Wirtschaftsstandort Moskau
Deutsche Manager zieht es nach Russland

Immer mehr deutsche Manager versuchen ihr Glück in Russland. Angelockt werden sie vor allem durch vielfältige Gestaltungsmöglichkeiten und großes Wachstum.

MOSKAU. Matthias Warnig ist der Deutsche mit dem prominentesten Job in Russland. Für den vom Kreml dominierten Gasmonopolisten Gazprom leitet er als Managing Director das Nordeuropäische Pipeline-Konsortium. Dieses soll für fünf Mrd. Euro zwei gewaltige Stahlstränge vom russischen Wyborg auf dem Ostsee-Grund bis nach Greifswald ziehen.

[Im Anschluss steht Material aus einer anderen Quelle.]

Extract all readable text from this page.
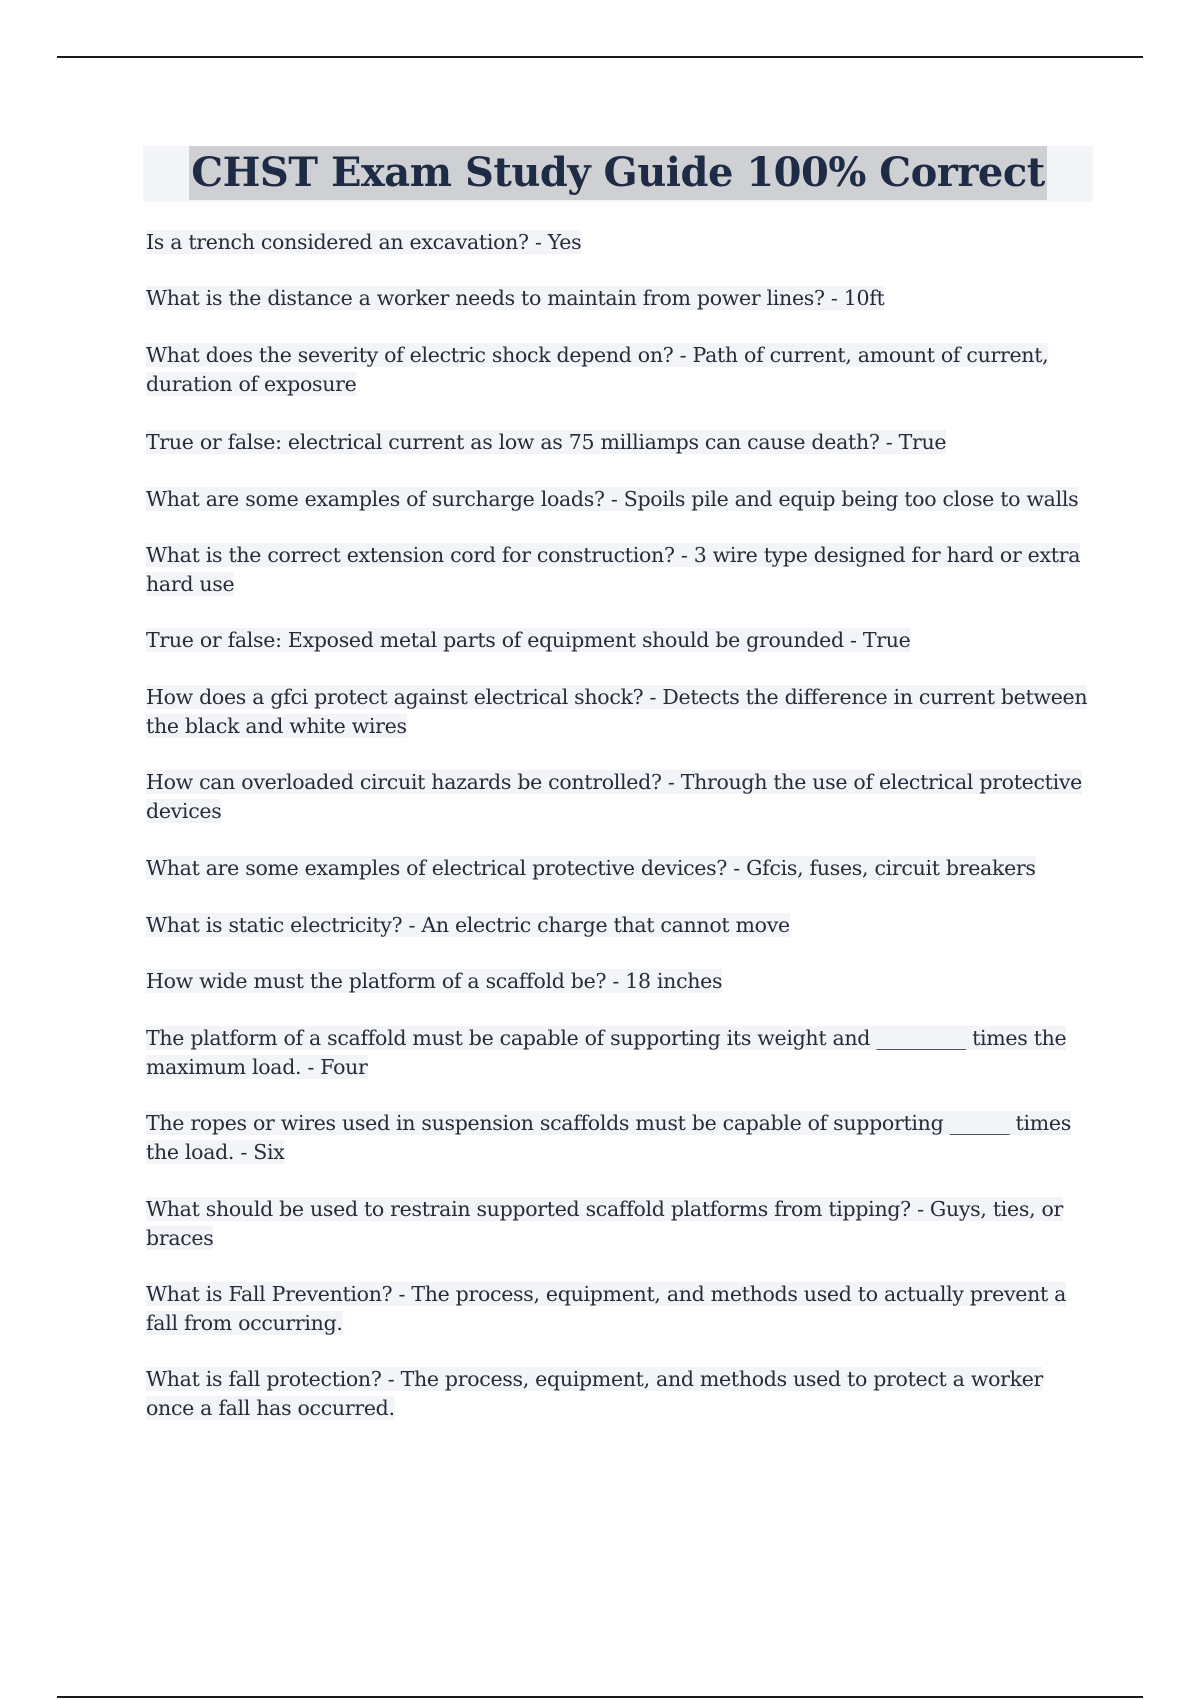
CHST Exam Study Guide 100% Correct
Is a trench considered an excavation? - Yes
What is the distance a worker needs to maintain from power lines? - 10ft
What does the severity of electric shock depend on? - Path of current, amount of current, duration of exposure
True or false: electrical current as low as 75 milliamps can cause death? - True
What are some examples of surcharge loads? - Spoils pile and equip being too close to walls
What is the correct extension cord for construction? - 3 wire type designed for hard or extra hard use
True or false: Exposed metal parts of equipment should be grounded - True
How does a gfci protect against electrical shock? - Detects the difference in current between the black and white wires
How can overloaded circuit hazards be controlled? - Through the use of electrical protective devices
What are some examples of electrical protective devices? - Gfcis, fuses, circuit breakers
What is static electricity? - An electric charge that cannot move
How wide must the platform of a scaffold be? - 18 inches
The platform of a scaffold must be capable of supporting its weight and _________ times the maximum load. - Four
The ropes or wires used in suspension scaffolds must be capable of supporting ______ times the load. - Six
What should be used to restrain supported scaffold platforms from tipping? - Guys, ties, or braces
What is Fall Prevention? - The process, equipment, and methods used to actually prevent a fall from occurring.
What is fall protection? - The process, equipment, and methods used to protect a worker once a fall has occurred.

Warnig ist aber nur einer der inzwischen gut 25 000 in Moskau lebenden Deutschen. Eine wachsende Zahl deutscher Manager lässt sich von den Berichten über Moskaus Mafia, von der allgegenwärtigen Korruption und überbordenden Bürokratie nicht abschrecken und heuert bei schnell wachsenden Privatfirmen in Russland an. 2 700 deutsche Firmen sind zudem an der Moskwa an Gemeinschaftsunternehmen beteiligt oder betreiben Filialen und Repräsentanzen.

Seit Warnig den Top-Job im 28. Stock des Moskauer Gazprom-Towers versieht, ist er gern und oft gesehener Gast in der deutschen Gemeinde in Moskau: An einem Abend etwa zieht der 50-Jährige zusammen mit dem deutschen Botschafter vom Empfang anlässlich der Eröffnung der Russland-Repräsentanz einer großen deutschen PR-Agentur gleich weiter zur Sause des Axel Springer Verlags anlässlich des Starts der russischen Ausgabe von „Computer Bild“.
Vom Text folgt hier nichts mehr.